Son oeuvre était marquée d'une violence graphique plus présente. Pensons à Mourir à tue-tête . Pourtant Let me go est moins agressif dans les images présentées. Est-ce un choix? " Dans le cas de Mourir à tue-tête, ce n'est pas le film qui est violent ou agressif, c'est le propos. Je ne pouvais pas parler du viol sur la pointe des pieds, à partir du moment où je décide de montrer un viol à l'écran. J'ai alors surtout évité de montrer un couple dans le viol. Et c'est ce qui marque cette violence, c'est que toute le scène est montrée du point vue de la victime. C'est un choix. Parce qu'on a vu des viols dans d'autres films. Je voulais d'abord faire sentir au spectateur ce que c'est que d'être violée. Après ça, on sait de quoi on parle. Je n'ai pas choisi cette violence, le sujet me l'a imposée. On ne peut parler du viol sur le bout des pieds. Autrement, j'aurais été mieux de ne pas faire le film. " Pourtant la rue est extrêmement violente. "Oui, mais différemment. Il y a une image de violence dans la rue à laquelle il faut faire très attention. Souvent, il s'agit d'une façade. La violence des jeunes par exemple. Le choix de vêtements, de l'allure, d'un langage, les présente comme des "roughs", des "toughs" mais c'est pour se donner du courage pour tenir le coup. Pourtant, lorsqu'on leur parle un peu, on apprend que c'est des ti-culs qui ont des problèmes, des problèmes de blondes, de bouffe, de lits, d'argent ." Mais justement, tout ça est très violent. " Oui, mais nous vivons dans une société très violente. " Et les aiguilles, et tout et tout. " Mais ça a été trop fait. Surtout pour rassurer les gens dans leur salon. En leur disant, regarde c'est ça les toxicomanes. Faut surtout pas y toucher. Ce n'est pas si noir et blanc qu'on le croit. "
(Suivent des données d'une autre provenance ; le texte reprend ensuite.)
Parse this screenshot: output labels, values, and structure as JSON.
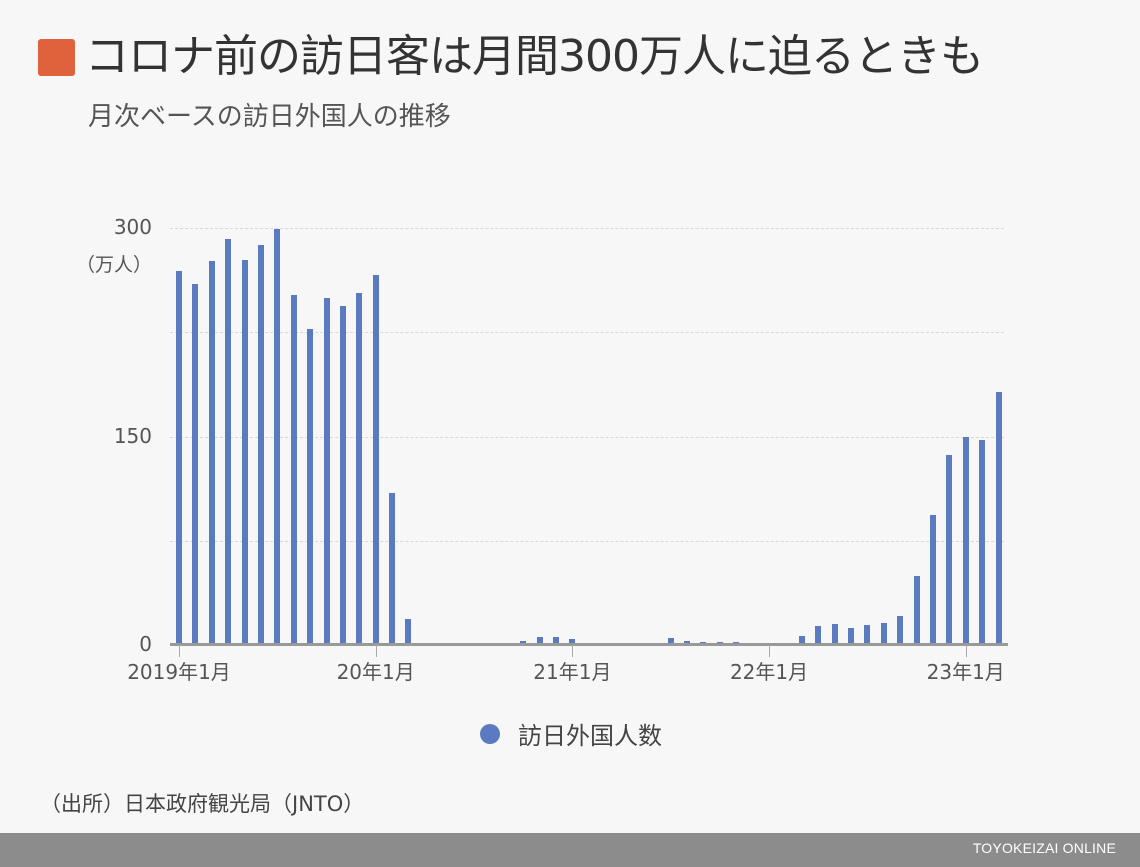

Pensez-vous qu'en tant que cinéaste, journaliste, individu social, nous posons les bons geste pour remédier au problème. " Moi, je ne le sais pas. J'ai tenté de proposer des nouvelles questions. Faut arrêter de penser qu'on sait ce qu'on sait. Qu'on a toutes les réponses et que nous faisons tout ce que nous pouvons pour eux. Parce qu'ils n'ont pas les mêmes acquis que nous. Ce sont des citoyens de secondes zones. Les récents programmes de seringues et condoms, c'est surtout pour protéger la population contre le SIDA, plus que pour aider les toxicomanes. Acquérir un minimum de tolérance par rapport aux toxicomanes, c'est essentiel, mais loin de nos mentalités. "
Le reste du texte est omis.